Ethiopian singer and composer

Shantam Shubisa (born Mohamed Ibrahim Waday; 25 December 1949) is an Ethiopian composer, singer and poet. He was born in Dire Dawa, Ethiopia. Along with musicians such as Ali Birra, Shantam Shubissa is regarded as one of Oromian significant contributors to music during the late 20th century

His stage name "Shantam" means "fifty". It was given after Shantam released a song where he composed the same chorus in five different languages: Arabic, Oromo, Somali, Amharic and Harari. The word Shan is "five" morphed into Shantam to fifty. The surname Shubissa is derived from the word Shuba which means to dance Shubissa meaning dancer and was added Together, his name is translated as "fifty the dancer.

==Musical career==
Shantam released many songs ranging from a variety of topics including love, nature and revolutionary politics.
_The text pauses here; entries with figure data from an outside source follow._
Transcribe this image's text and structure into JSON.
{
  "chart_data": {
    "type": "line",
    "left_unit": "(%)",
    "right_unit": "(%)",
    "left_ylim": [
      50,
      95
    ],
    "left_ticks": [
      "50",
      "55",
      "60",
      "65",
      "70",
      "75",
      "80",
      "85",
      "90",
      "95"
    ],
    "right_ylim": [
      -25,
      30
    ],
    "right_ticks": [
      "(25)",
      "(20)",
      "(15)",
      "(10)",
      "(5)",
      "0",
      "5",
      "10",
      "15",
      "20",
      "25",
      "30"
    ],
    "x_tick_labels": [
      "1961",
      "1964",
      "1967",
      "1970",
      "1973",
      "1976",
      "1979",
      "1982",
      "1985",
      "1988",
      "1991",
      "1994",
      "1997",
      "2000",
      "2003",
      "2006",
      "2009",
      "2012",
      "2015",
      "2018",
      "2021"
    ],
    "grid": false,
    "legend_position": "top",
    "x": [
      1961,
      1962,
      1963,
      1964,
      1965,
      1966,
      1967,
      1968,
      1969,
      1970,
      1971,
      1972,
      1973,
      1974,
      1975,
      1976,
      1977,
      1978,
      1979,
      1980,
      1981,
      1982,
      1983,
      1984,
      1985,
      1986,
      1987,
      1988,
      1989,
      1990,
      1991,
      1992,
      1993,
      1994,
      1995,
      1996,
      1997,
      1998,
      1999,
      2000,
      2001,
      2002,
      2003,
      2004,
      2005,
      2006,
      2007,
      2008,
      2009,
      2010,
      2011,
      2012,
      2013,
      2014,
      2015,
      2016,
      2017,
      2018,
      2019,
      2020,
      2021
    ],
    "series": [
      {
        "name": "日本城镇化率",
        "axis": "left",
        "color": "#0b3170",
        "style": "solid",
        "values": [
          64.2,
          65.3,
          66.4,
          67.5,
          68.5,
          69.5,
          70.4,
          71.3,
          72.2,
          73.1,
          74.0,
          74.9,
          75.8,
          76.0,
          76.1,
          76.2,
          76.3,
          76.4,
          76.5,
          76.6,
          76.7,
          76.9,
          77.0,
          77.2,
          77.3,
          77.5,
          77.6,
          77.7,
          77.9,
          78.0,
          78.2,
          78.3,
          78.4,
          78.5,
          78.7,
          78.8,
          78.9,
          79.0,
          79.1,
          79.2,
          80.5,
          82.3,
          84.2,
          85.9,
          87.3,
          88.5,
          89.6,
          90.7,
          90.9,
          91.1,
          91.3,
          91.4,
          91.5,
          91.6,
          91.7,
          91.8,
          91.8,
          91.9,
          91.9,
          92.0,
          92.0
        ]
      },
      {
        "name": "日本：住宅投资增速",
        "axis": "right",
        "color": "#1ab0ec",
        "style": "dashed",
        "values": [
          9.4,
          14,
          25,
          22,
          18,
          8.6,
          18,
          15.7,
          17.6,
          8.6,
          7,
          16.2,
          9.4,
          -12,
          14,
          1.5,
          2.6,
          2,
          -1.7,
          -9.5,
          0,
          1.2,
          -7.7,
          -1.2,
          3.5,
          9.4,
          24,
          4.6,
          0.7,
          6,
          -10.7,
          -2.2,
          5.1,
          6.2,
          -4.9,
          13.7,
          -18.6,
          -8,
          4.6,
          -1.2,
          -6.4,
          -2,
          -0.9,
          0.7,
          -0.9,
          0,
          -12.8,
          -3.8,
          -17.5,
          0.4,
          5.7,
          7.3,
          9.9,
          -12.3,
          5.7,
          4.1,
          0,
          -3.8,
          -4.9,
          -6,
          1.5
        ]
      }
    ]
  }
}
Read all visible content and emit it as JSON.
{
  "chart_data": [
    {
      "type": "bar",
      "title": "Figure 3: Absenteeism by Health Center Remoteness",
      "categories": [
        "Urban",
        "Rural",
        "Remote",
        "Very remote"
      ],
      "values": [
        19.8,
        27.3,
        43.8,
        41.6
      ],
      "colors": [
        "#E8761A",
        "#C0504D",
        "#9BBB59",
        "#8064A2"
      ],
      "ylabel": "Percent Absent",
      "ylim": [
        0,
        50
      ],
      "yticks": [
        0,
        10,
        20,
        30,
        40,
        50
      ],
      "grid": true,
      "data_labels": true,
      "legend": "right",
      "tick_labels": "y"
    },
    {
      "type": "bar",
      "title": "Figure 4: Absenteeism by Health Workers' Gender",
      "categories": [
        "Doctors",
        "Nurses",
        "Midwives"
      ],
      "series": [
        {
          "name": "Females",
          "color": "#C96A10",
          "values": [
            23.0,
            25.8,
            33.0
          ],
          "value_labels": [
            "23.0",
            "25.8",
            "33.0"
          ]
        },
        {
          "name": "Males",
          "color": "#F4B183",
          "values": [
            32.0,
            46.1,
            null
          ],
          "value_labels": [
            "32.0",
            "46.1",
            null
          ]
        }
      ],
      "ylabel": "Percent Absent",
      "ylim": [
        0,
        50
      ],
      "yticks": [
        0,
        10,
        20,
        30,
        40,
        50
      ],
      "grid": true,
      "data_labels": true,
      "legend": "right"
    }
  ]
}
Although he has not released an official collection of poetry, his most famed classic songs include: "Alaaba Nagayaa", (Banner of Peace), "Naaf si uume" (You were created for me), "Yaa Quburee" (Hey Gorgeous), and "Yaa haadha too" (My mother).

==Awards==
In 1995, Shantam was awarded for his contributions by the Oromo Radio Committee in Melbourne, Australia. He also received recognition for contribution to language and culture, a lifetime contribution to music and arts award in Melbourne, Australia; 2000 and was officially invited back to Africa, after decades in exile., as a special guest to open the Oromo Cultural Centre in Adama, Oromia in 2006. Shantam also toured United States, Canada and Germany numerous times, singing to Oromo people living outside his native country.